Is there a way to have watch running in the background and notify me of a change?

  • 3
    this is not what watch is for. watch is for repeatedly running the same command and displaying its output. you probably want to either pipe the output of tail tmp into, e.g., an awk script that exits on the first new line, or use inotify to monitor changes in a file.
    – cas
    Jun 23 at 6:02

A simple way would be via inotifywait in -monitor mode, i.e. running permanently instead of exiting after the first recorded event. Specify an -event like file/directory modification to watch - or do not to show all events like, opening, accessing, writing etc.. See man inotifywait for more about possible events.
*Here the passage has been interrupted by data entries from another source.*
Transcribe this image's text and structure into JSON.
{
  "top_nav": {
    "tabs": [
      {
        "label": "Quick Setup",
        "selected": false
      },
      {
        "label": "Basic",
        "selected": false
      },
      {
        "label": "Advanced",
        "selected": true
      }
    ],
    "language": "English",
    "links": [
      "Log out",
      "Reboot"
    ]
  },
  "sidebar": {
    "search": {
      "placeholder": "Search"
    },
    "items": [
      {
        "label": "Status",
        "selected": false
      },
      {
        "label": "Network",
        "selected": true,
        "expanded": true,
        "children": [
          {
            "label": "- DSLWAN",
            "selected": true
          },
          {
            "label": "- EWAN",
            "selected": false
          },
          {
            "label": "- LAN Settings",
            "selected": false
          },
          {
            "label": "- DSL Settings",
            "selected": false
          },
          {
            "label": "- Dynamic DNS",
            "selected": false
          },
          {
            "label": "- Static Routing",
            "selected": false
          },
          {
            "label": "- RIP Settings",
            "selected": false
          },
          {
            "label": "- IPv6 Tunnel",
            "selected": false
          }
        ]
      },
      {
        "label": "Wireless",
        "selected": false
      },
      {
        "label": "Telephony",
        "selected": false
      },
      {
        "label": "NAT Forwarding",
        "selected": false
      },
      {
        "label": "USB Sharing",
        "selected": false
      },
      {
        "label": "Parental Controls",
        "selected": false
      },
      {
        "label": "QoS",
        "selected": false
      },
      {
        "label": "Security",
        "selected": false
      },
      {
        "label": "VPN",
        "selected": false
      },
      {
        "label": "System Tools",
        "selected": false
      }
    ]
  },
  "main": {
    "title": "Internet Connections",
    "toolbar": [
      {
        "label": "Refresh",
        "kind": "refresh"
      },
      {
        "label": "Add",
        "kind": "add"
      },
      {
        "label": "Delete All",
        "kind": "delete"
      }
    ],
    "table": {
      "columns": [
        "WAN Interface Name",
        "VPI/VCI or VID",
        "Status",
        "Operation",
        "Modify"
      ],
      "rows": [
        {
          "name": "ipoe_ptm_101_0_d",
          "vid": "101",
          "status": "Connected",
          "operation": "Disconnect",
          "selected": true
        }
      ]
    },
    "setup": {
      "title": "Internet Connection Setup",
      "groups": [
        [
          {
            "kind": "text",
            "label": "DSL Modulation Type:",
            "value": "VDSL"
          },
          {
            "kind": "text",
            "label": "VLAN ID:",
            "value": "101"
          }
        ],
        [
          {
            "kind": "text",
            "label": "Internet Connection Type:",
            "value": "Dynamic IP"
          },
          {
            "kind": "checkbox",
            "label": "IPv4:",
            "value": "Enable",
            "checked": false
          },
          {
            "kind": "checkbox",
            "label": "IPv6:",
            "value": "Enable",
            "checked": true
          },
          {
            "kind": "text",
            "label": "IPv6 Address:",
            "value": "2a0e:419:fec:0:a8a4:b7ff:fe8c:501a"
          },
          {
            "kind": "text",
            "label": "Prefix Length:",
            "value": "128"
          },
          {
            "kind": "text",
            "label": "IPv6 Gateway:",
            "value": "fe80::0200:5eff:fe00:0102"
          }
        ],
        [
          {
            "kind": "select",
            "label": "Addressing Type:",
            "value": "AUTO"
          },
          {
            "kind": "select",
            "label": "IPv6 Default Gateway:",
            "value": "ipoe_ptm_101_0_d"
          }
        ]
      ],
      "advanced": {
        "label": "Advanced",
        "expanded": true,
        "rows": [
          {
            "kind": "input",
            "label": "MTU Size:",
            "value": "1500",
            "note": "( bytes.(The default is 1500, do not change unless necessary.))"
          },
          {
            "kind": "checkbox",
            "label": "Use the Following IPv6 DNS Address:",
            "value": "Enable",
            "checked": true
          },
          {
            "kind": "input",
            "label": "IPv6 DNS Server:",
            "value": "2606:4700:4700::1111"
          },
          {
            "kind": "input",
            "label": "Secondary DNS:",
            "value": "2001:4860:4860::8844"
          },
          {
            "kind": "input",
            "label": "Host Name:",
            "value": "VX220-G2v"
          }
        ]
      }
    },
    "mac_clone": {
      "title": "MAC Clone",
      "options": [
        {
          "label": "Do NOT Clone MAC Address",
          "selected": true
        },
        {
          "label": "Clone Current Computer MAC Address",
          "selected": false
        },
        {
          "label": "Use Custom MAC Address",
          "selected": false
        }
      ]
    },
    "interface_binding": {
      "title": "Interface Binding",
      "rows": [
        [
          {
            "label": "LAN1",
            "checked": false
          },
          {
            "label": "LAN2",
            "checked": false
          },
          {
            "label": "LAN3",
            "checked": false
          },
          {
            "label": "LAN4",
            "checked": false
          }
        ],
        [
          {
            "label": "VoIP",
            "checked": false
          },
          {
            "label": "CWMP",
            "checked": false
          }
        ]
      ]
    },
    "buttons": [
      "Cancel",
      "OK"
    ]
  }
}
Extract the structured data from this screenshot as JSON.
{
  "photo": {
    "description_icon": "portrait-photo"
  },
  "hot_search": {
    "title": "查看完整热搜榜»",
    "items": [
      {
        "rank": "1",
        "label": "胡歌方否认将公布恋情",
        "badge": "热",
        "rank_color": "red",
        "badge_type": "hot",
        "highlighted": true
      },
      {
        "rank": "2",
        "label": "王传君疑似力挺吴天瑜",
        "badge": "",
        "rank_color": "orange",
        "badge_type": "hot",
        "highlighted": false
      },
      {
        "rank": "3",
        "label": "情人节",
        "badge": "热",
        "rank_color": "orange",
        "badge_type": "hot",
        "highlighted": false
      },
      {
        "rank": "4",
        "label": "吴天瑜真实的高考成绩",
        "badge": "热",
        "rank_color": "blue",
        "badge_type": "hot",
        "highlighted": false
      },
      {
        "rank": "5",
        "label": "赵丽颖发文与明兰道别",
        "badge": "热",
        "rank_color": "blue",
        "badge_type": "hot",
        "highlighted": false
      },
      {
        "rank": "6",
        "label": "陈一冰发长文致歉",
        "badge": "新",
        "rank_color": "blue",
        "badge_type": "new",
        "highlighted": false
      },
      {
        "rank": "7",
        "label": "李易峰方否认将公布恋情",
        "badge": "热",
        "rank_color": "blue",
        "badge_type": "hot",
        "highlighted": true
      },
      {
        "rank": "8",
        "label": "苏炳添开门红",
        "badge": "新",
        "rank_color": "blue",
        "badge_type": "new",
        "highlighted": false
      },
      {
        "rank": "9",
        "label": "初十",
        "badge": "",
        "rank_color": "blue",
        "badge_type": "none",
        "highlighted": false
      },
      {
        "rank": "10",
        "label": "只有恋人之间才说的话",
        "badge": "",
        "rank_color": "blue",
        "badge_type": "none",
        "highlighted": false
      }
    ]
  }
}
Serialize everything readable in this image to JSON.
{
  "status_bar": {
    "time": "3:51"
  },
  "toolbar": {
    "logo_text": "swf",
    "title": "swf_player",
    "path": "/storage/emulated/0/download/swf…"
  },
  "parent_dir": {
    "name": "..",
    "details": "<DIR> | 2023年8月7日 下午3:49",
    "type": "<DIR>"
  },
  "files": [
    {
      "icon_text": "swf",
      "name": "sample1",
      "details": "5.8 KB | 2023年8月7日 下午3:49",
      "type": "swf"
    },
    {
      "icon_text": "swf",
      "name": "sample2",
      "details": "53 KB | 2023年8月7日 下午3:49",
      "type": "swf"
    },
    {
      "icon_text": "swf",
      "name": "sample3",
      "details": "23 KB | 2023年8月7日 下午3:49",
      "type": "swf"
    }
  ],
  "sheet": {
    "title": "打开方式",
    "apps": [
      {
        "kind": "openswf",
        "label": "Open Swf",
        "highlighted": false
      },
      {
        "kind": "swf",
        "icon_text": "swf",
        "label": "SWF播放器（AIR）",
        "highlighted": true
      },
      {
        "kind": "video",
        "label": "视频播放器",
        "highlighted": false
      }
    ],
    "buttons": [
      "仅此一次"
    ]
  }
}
$inotifywait -m -e modify tmp &
$echo 1 >> tmp

The drawback is that in this version you do not execute a command on your own, but merely get the standard notification. For explicitly executing a command and idefinitely watching the file/directory, something like this would work (using -quiet mode):

while ((1)) ; do \
   inotifywait -q -e modify tmp && echo "tmp was changed" \
done &

watch is not designed for what you want to do.

At some point watch tries to reconfigure the terminal. Being in the background it gets SIGTTOU and stops. The whole job gets SIGTTOU.

In an interactive shell with job control you can see this when you invoke jobs afterwards. In zsh you would see a note suspended (tty output). jobs in other shells may not be so informative.

In my tests I needed to redirect stdout and stderr away from the terminal:

(watch -g cat tmp >/dev/null 2>&1 && echo "changed") &

If the original settings of the terminal include tostop then echo will trigger SIGTTOU when it tries to write. Run stty -tostop beforehand to make sure the settings allow echo to print to the terminal:

stty -tostop; (watch -g cat tmp >/dev/null 2>&1 && echo "changed") &

Note other processes may configure the terminal on their own, therefore they may interfere.